We're fulltiming and are currently in Mercia, will be moving up to Benidorm next month and working our way up to Germany in May. Havn't met anyone from MHF, so anyone out there fancy meeting up?


----------



## asprn (Feb 10, 2006)

kevathome said:


> We're fulltiming and are currently in Mercia


Assuming you're not in Wales, you might mean Murcia. 

Dougie.


----------



## teensvan (May 9, 2005)

Hi kevathome.
We are in benidorm on camping villasol until the end of march we may get to meet up if you get to benidorm. Hope the weather here gets better soon.

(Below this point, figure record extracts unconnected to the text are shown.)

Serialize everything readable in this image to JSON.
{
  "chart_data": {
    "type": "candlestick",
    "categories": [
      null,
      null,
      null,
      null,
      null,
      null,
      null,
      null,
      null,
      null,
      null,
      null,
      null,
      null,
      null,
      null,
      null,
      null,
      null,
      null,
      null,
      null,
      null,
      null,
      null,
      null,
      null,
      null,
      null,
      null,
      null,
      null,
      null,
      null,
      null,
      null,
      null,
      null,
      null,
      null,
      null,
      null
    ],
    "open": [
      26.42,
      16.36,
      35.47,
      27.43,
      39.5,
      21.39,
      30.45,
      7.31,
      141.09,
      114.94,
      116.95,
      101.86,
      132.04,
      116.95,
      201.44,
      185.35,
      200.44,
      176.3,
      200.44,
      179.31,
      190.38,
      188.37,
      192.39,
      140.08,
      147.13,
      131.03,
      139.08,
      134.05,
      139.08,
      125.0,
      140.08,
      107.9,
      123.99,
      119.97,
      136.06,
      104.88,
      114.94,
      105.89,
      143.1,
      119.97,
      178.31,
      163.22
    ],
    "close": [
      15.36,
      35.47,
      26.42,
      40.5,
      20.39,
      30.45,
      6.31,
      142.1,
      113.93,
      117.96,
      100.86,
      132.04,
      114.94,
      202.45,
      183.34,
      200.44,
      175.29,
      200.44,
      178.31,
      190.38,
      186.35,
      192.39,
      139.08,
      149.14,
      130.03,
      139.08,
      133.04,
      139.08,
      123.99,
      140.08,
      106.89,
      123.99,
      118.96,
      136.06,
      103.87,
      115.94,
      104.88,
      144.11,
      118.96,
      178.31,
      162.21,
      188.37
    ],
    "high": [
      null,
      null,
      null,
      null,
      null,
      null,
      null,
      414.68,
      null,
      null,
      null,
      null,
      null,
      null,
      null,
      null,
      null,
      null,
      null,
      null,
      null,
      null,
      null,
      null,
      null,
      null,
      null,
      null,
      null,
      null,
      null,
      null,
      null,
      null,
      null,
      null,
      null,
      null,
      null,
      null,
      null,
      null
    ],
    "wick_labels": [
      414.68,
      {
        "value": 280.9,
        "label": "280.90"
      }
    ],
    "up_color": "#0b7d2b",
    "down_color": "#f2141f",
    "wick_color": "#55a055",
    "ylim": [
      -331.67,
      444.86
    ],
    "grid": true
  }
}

steve & ann. ---------------- teensvan.


----------



## 103374 (Mar 13, 2007)

Dougie,
Thanks for spotting the deliberate mistake - only there to see if anyone paying attention (theys nowt rong wif muy spelging)

Steve & Ann,
Planning on getting to Beni feb 20/21 and hoping to stay on Villasol. Havn't booked - how full is it?

Kevin & Marilyn


----------



## teensvan (May 9, 2005)

Hi kevathome.

This time last year you would have been lucky to find a pitch. Not so this year there are about 40-50 pitches spare. None of the sites are full this year. 
Safe journey we shall still be here when you arrive.

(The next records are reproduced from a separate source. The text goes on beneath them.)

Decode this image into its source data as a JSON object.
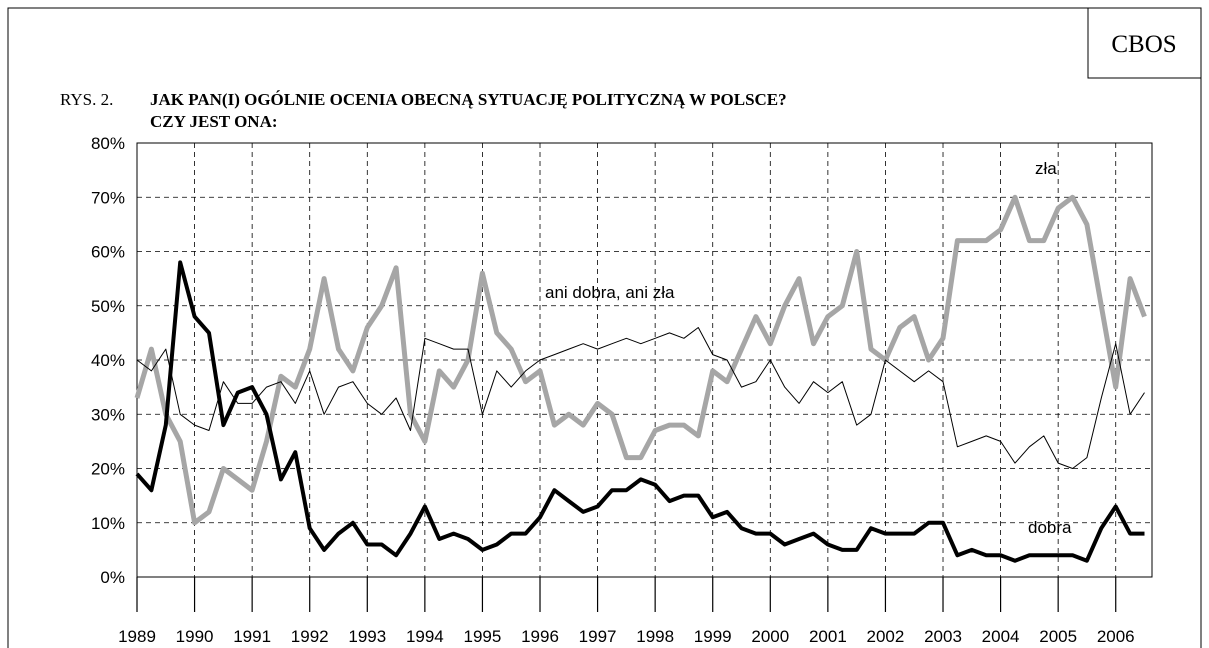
{
  "header": {
    "source": "CBOS"
  },
  "chart_data": {
    "type": "line",
    "figure_label": "RYS. 2.",
    "title_lines": [
      "JAK PAN(I) OGÓLNIE OCENIA OBECNĄ SYTUACJĘ POLITYCZNĄ W POLSCE?",
      "CZY JEST ONA:"
    ],
    "x": [
      1989,
      1989.25,
      1989.5,
      1989.75,
      1990,
      1990.25,
      1990.5,
      1990.75,
      1991,
      1991.25,
      1991.5,
      1991.75,
      1992,
      1992.25,
      1992.5,
      1992.75,
      1993,
      1993.25,
      1993.5,
      1993.75,
      1994,
      1994.25,
      1994.5,
      1994.75,
      1995,
      1995.25,
      1995.5,
      1995.75,
      1996,
      1996.25,
      1996.5,
      1996.75,
      1997,
      1997.25,
      1997.5,
      1997.75,
      1998,
      1998.25,
      1998.5,
      1998.75,
      1999,
      1999.25,
      1999.5,
      1999.75,
      2000,
      2000.25,
      2000.5,
      2000.75,
      2001,
      2001.25,
      2001.5,
      2001.75,
      2002,
      2002.25,
      2002.5,
      2002.75,
      2003,
      2003.25,
      2003.5,
      2003.75,
      2004,
      2004.25,
      2004.5,
      2004.75,
      2005,
      2005.25,
      2005.5,
      2005.75,
      2006,
      2006.25,
      2006.5
    ],
    "series": [
      {
        "name": "zła",
        "color": "#a6a6a6",
        "line_width": 5,
        "values": [
          33,
          42,
          30,
          25,
          10,
          12,
          20,
          18,
          16,
          25,
          37,
          35,
          42,
          55,
          42,
          38,
          46,
          50,
          57,
          30,
          25,
          38,
          35,
          40,
          56,
          45,
          42,
          36,
          38,
          28,
          30,
          28,
          32,
          30,
          22,
          22,
          27,
          28,
          28,
          26,
          38,
          36,
          42,
          48,
          43,
          50,
          55,
          43,
          48,
          50,
          60,
          42,
          40,
          46,
          48,
          40,
          44,
          62,
          62,
          62,
          64,
          70,
          62,
          62,
          68,
          70,
          65,
          50,
          35,
          55,
          48
        ]
      },
      {
        "name": "ani dobra, ani zła",
        "color": "#000000",
        "line_width": 1,
        "values": [
          40,
          38,
          42,
          30,
          28,
          27,
          36,
          32,
          32,
          35,
          36,
          32,
          38,
          30,
          35,
          36,
          32,
          30,
          33,
          27,
          44,
          43,
          42,
          42,
          30,
          38,
          35,
          38,
          40,
          41,
          42,
          43,
          42,
          43,
          44,
          43,
          44,
          45,
          44,
          46,
          41,
          40,
          35,
          36,
          40,
          35,
          32,
          36,
          34,
          36,
          28,
          30,
          40,
          38,
          36,
          38,
          36,
          24,
          25,
          26,
          25,
          21,
          24,
          26,
          21,
          20,
          22,
          33,
          43,
          30,
          34
        ]
      },
      {
        "name": "dobra",
        "color": "#000000",
        "line_width": 4,
        "values": [
          19,
          16,
          28,
          58,
          48,
          45,
          28,
          34,
          35,
          30,
          18,
          23,
          9,
          5,
          8,
          10,
          6,
          6,
          4,
          8,
          13,
          7,
          8,
          7,
          5,
          6,
          8,
          8,
          11,
          16,
          14,
          12,
          13,
          16,
          16,
          18,
          17,
          14,
          15,
          15,
          11,
          12,
          9,
          8,
          8,
          6,
          7,
          8,
          6,
          5,
          5,
          9,
          8,
          8,
          8,
          10,
          10,
          4,
          5,
          4,
          4,
          3,
          4,
          4,
          4,
          4,
          3,
          9,
          13,
          8,
          8
        ]
      }
    ],
    "xlim": [
      1989,
      2006.63
    ],
    "xticks": [
      1989,
      1990,
      1991,
      1992,
      1993,
      1994,
      1995,
      1996,
      1997,
      1998,
      1999,
      2000,
      2001,
      2002,
      2003,
      2004,
      2005,
      2006
    ],
    "ylim": [
      0,
      80
    ],
    "yticks": [
      {
        "value": 0,
        "label": "0%"
      },
      {
        "value": 10,
        "label": "10%"
      },
      {
        "value": 20,
        "label": "20%"
      },
      {
        "value": 30,
        "label": "30%"
      },
      {
        "value": 40,
        "label": "40%"
      },
      {
        "value": 50,
        "label": "50%"
      },
      {
        "value": 60,
        "label": "60%"
      },
      {
        "value": 70,
        "label": "70%"
      },
      {
        "value": 80,
        "label": "80%"
      }
    ],
    "grid": true
  }
}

steve & ann. -------------- teensvan.


----------



## Droop (Nov 21, 2007)

*Murcia - Benidorm*

I'm in Murcia, looking to head for Benidorm today


----------



## Droop (Nov 21, 2007)

*Valencia*

Will be in Valencia tonight


----------



## 103374 (Mar 13, 2007)

Hi Steve & Ann,
How are things in Benidorm, high winds here have forced everyone to put down sat dishes and talk to eachother instead of watch TV.
Pool is 38'C and we sit in there like those japanese monkeys you see on TV. Looking forward to the nightlife - anything new & exiting?

Hi Droop,
Hope you made Valencia ok, windy or what! Have you chosen a site in Beni and how long are you planning on staying?

Regards 
Kevin & Marilyn


----------



## teensvan (May 9, 2005)

Hi kevathome.

The weather forecast shows winds of 15Klm but it has been blowing at about 50Klm for the past 3 hours and seems to be getting worse. The awning is banging about like mad. The van is also rocking about as i type this post.

steve & ann. ------------ teensvan.


----------